The GoodData Platform provides an end-to-end analytics solution for capturing and loading enterprise data feeds and enables the ad-hoc querying of the data for user-defined reports of previously unavailable insights.
All operational components of this platform are stored and executed in the cloud, enabling significant architectural features, performance benefits, and overall reduced total cost of ownership.
GoodData Platform has been built from the ground up in the cloud. This enterprise-class analytics platform delivers end-to-end capabilities for capturing and storing data from disparate sources and empowering users to deliver meaningful analytics throughout the enterprise.
GoodData Platform Layers
The following diagram illustrates the layers of the GoodData Platform:
Queries submitted from the GoodData Portal are passed through the analytical engine, which breaks them down into smaller sets of queries for performance optimization and caching. These queries are submitted to the datamart for processing.
In GoodData, a datamart contains all of the loaded data and metadata (metrics, reports, and dashboards) for a single subject area. In GoodData, a datamart is called "a project."
The underlying data warehouse contains all of an organization's data and is used for feeding an organization's datamarts.
Extract, Transform & Load
ETL processes are used to acquire data from source systems, consolidate the data, and load it into data sets within the GoodData Platform. These processes can be either built in CloudConnect Designer or by using Ruby before deployment into the GoodData Platform for execution.
This multi-tenant platform features hundreds of asynchronous services that are integrated together to ensure efficient distribution, failover, and security.
- For an overview of the architecture, see Architecture Principles.
- For a visual diagram of the platform, see Platform Architecture.

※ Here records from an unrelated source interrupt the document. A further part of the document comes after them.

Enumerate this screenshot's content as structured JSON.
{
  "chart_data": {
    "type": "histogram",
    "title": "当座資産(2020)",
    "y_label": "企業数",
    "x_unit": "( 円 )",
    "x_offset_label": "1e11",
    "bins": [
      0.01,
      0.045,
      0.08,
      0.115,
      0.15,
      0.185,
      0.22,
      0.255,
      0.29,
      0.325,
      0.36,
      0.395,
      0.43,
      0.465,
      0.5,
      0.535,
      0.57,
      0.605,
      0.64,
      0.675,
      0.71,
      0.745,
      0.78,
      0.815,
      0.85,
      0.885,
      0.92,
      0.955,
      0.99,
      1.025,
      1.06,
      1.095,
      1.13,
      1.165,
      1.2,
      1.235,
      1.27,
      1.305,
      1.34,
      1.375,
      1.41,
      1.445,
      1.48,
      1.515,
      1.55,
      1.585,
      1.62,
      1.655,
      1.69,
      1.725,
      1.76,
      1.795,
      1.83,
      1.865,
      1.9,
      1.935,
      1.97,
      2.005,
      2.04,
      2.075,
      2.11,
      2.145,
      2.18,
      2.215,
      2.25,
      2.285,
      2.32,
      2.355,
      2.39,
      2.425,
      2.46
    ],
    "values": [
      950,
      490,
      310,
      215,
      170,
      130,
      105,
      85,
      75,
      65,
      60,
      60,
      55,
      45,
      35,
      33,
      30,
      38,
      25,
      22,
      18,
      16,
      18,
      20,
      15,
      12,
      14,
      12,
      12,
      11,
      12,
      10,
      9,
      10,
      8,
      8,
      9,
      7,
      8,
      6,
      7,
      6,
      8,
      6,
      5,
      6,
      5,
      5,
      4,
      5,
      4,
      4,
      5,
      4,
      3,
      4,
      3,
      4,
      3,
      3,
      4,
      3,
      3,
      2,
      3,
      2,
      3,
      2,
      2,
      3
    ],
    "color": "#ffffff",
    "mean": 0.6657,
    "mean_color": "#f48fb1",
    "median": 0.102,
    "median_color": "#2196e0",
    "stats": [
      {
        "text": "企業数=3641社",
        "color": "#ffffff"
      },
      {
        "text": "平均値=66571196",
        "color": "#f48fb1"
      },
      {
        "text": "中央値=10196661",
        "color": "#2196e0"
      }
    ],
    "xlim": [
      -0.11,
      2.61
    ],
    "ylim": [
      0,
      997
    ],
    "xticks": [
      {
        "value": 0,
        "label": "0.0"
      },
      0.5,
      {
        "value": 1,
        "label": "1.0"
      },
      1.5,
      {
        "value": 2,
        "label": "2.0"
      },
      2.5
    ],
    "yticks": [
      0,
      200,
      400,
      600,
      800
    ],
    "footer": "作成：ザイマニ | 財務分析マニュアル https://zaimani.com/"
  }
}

- For more information on the core services, see Core Platform Services.
Depending on customer requirements, the GoodData Platform can integrate with a variety of databases for secure storage and access to data. See Data Storage.
- All customer data is stored in a data warehouse called a domain (formerly known as an 'organization'). Within a domain, there are individual projects and their data, users, ETL processes. See Structure of a GoodData Domain.

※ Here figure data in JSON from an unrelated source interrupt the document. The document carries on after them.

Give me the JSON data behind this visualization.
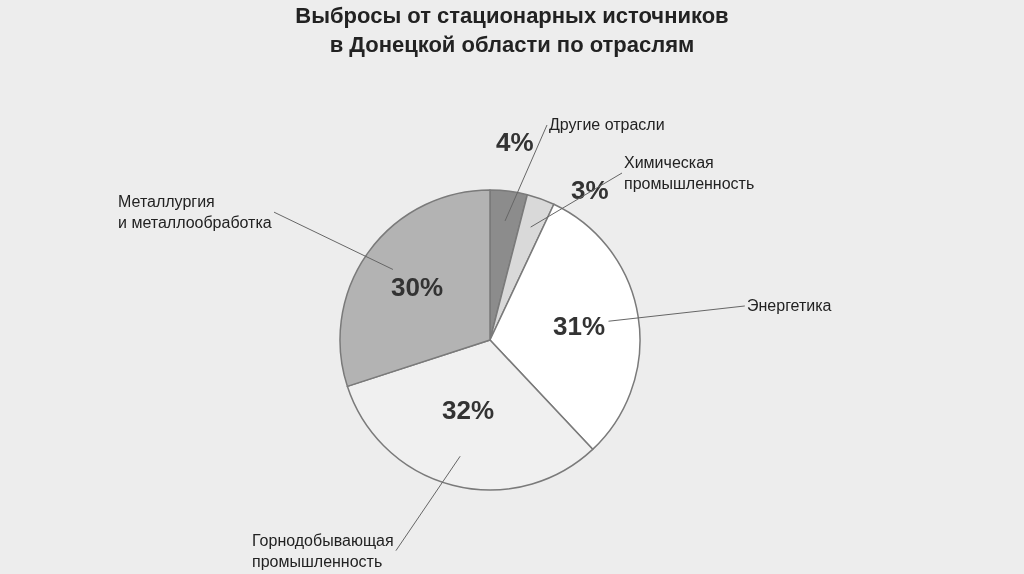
{
  "chart_data": {
    "type": "pie",
    "title": "Выбросы от стационарных источников\nв Донецкой области по отраслям",
    "categories": [
      "Другие отрасли",
      "Химическая\nпромышленность",
      "Энергетика",
      "Горнодобывающая\nпромышленность",
      "Металлургия\nи металлообработка"
    ],
    "values": [
      4,
      3,
      31,
      32,
      30
    ],
    "value_labels": [
      "4%",
      "3%",
      "31%",
      "32%",
      "30%"
    ],
    "colors": [
      "#8c8c8c",
      "#d9d9d9",
      "#ffffff",
      "#f0f0f0",
      "#b3b3b3"
    ]
  }
}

- For more information on terminology, see GoodData Glossary.
In the platform, data models are segmented into two components: the logical data model and the physical data model.
- A logical data model describes the attributes and facts contained in each dataset, as well as the relationships between these objects.
- When the logical data model is deployed to a project in the platform, it is used to create or updated the physical data model, which describes the tables in the data warehouse used to store loaded data.
- Logical data models are created in CloudConnect Designer. See Loading Data Using CloudConnect.
Data can be loaded into a project from virtually any well-organized data source via ETL processes. These processes can be created to Extract source data from a variety of formats, including flat file, database, and JSON via API, Transform it as needed to clean, combine, and streamline the inputs, and Load it into the designated project. For more information, see Data Loading.
You can monitor deployed ETL processes through the Data Integration Console. See Data Integration Console Reference.
You can ETL develop, validate, and test processes locally in CloudConnect Designer before deployment to one or more projects in the platform. See Loading Data Using CloudConnect.
All customer data is secured and localized to the domain belonging to the customer. A user cannot access any data stored in the platform that exists outside of the domain in which the user has been created.
Most users interact with the datastore through the GoodData Portal, a web application that enables users to view or modified projects that have been created for them. See GoodData Portal.
Access to Portal features is governed by the role assigned to each user.
Queries for data from the datastore are passed through the Extensible Analytics Engine for high-performance and scalable retrieval of project assets. These queries are created by Portal request or by user entry in MAQL, a proprietary querying language. See Analytical Querying Processing.
For cloud-based software, platform security is key to the value of the brand. Security of our customer's applications and reporting is a constant driver of change and innovation.